Shared pool: Cost-efficient (6-8 streams per GPU), but noisy neighbor problem.
Hybrid ⭐ (Twitch): Tier 1 partners (> 1000 avg viewers) get dedicated. Tier 2 affiliates get shared pool (4 streams/instance). Tier 3 (< 10 viewers): source quality only (no transcoding).
Staff interviews expect you to articulate how the system evolves under real growth — not jump straight to the final architecture.
Phase 1: MVP (0 to 100K users)
Monolith or minimal services proving core live streaming platform flows. Optimize for shipping speed and correctness over scale.
Key components: Single region · Primary DB + Redis cache · Synchronous core path · Basic monitoring
Move to next phase when: p99 latency exceeds SLO or DB CPU sustained above 70%
Phase 2: Growth (100K to 10M users)
Split read/write paths, introduce async processing for non-critical work, add caching layers and horizontal scaling.
Key components: Read replicas or CQRS · Message queue for async work · CDN / edge caching · Service-level SLOs
Move to next phase when: Hot keys, fan-out bottlenecks, or ops toil from manual scaling
Phase 3: Scale (10M+ users)
Shard data plane, multi-region active-active or active-passive, formal DR runbooks, cost optimization.
Key components: Database sharding / partitioning · Multi-region replication · Auto-scaling + chaos testing · Dedicated platform/SRE ownership
Move to next phase when: Regional failure domain risk, compliance data residency, or linear cost growth unsustainable
SLOs & Error Budgets
| Metric | Target | Rationale |
|---|---|---|
| Core user-facing availability | 99.95% | Budget for planned maintenance + unplanned failures without user-visible outage. |
| p99 latency (critical path) | Problem-specific — state target early and tie to capacity math | Interview credibility comes from connecting SLO to architecture choices. |
| Error rate (5xx) | < 0.1% | Distinguishes transient blips from systemic failure requiring rollback. |
| Data durability | 99.999999999% (11 nines) for committed writes | Define which operations require fsync/quorum vs async replication. |
Incident Scenarios (2am reality)
| Scenario | How you detect | Mitigation |
|---|---|---|
| Primary database unavailable | Health check failures, connection pool exhaustion alerts, elevated 5xx | Failover to replica / promote standby; enable read-only degraded mode if writes impossible; queue writes if async path exists |
| Traffic spike (10× normal) | RPS anomaly alert, autoscaling lag, latency SLO burn rate | Rate limit non-critical endpoints; scale read path horizontally; pre-warm caches; shed load on expensive operations |
| Bad deploy causing elevated errors | Canary metric regression, error budget burn, deployment correlation | Automated rollback within 5 minutes; feature flag kill switch; maintain N-1 compatibility |
Cost Drivers (Staff lens)
- Egress bandwidth and CDN (often dominates media/data-heavy systems)

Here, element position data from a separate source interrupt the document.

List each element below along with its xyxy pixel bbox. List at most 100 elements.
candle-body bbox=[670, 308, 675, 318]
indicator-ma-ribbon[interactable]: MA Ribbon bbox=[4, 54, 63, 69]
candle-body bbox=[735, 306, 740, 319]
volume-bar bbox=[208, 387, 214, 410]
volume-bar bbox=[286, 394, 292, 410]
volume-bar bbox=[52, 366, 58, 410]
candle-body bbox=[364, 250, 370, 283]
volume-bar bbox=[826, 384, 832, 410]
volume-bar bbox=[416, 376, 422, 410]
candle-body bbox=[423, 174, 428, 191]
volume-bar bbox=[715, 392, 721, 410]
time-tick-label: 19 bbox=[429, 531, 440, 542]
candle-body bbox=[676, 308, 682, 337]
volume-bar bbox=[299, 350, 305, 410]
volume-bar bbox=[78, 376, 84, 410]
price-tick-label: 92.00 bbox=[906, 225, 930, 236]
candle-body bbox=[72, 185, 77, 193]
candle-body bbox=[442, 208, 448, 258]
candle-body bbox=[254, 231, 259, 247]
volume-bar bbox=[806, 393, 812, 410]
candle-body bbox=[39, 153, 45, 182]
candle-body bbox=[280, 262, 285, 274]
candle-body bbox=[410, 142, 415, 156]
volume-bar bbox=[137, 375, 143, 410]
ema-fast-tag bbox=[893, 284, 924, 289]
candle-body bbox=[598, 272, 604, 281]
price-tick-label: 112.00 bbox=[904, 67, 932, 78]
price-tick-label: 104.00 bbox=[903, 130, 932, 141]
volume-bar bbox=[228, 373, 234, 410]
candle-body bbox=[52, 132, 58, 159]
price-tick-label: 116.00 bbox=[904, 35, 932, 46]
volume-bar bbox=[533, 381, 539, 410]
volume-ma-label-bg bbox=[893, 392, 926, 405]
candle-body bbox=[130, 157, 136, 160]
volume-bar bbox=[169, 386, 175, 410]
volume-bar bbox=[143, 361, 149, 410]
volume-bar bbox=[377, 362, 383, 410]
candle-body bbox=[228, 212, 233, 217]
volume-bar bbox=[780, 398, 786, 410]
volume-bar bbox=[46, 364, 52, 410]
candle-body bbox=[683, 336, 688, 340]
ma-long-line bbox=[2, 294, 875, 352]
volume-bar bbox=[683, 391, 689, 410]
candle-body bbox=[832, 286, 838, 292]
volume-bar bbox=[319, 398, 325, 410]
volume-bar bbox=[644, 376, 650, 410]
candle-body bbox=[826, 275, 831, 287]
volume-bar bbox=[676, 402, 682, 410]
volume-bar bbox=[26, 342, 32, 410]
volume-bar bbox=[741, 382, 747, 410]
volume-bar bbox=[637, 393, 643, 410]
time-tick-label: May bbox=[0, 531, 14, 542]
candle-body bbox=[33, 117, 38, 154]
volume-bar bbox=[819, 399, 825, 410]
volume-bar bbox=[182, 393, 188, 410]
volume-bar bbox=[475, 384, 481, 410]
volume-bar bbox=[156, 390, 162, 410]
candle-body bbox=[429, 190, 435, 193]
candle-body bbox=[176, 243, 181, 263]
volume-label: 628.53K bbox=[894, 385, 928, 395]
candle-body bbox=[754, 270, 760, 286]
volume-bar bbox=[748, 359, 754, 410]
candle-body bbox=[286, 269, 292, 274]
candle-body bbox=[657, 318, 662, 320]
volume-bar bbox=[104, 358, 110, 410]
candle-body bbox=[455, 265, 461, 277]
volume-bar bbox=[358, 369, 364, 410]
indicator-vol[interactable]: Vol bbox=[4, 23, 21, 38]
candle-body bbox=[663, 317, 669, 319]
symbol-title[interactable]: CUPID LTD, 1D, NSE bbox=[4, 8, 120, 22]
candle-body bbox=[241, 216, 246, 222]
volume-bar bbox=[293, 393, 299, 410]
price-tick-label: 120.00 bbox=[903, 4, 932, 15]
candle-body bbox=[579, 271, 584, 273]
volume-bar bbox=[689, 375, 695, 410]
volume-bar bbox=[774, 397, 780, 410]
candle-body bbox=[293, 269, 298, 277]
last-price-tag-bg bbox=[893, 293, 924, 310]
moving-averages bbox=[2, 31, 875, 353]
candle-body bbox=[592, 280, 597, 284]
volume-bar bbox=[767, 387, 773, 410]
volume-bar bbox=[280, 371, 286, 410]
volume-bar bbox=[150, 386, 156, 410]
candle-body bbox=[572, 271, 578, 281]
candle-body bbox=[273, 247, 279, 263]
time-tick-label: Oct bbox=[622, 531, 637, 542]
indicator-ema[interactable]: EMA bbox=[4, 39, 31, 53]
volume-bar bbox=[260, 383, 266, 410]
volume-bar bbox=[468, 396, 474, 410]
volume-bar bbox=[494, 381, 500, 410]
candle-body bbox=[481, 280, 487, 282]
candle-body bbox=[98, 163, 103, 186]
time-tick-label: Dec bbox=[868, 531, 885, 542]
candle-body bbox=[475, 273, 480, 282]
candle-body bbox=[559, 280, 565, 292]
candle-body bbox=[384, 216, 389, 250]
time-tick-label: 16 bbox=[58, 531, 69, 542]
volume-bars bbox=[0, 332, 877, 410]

- Database storage + IOPS at scale (plan compaction, TTL, tiering)
- Compute for async pipelines (right-size workers, spot instances for batch)
- Managed service premiums vs operational headcount trade-off
Multi-Region & DR
Start single-region with cross-AZ redundancy. Add read replicas in secondary region for DR. Move to active-active only when latency SLO or data residency requires it — accept conflict resolution complexity explicitly.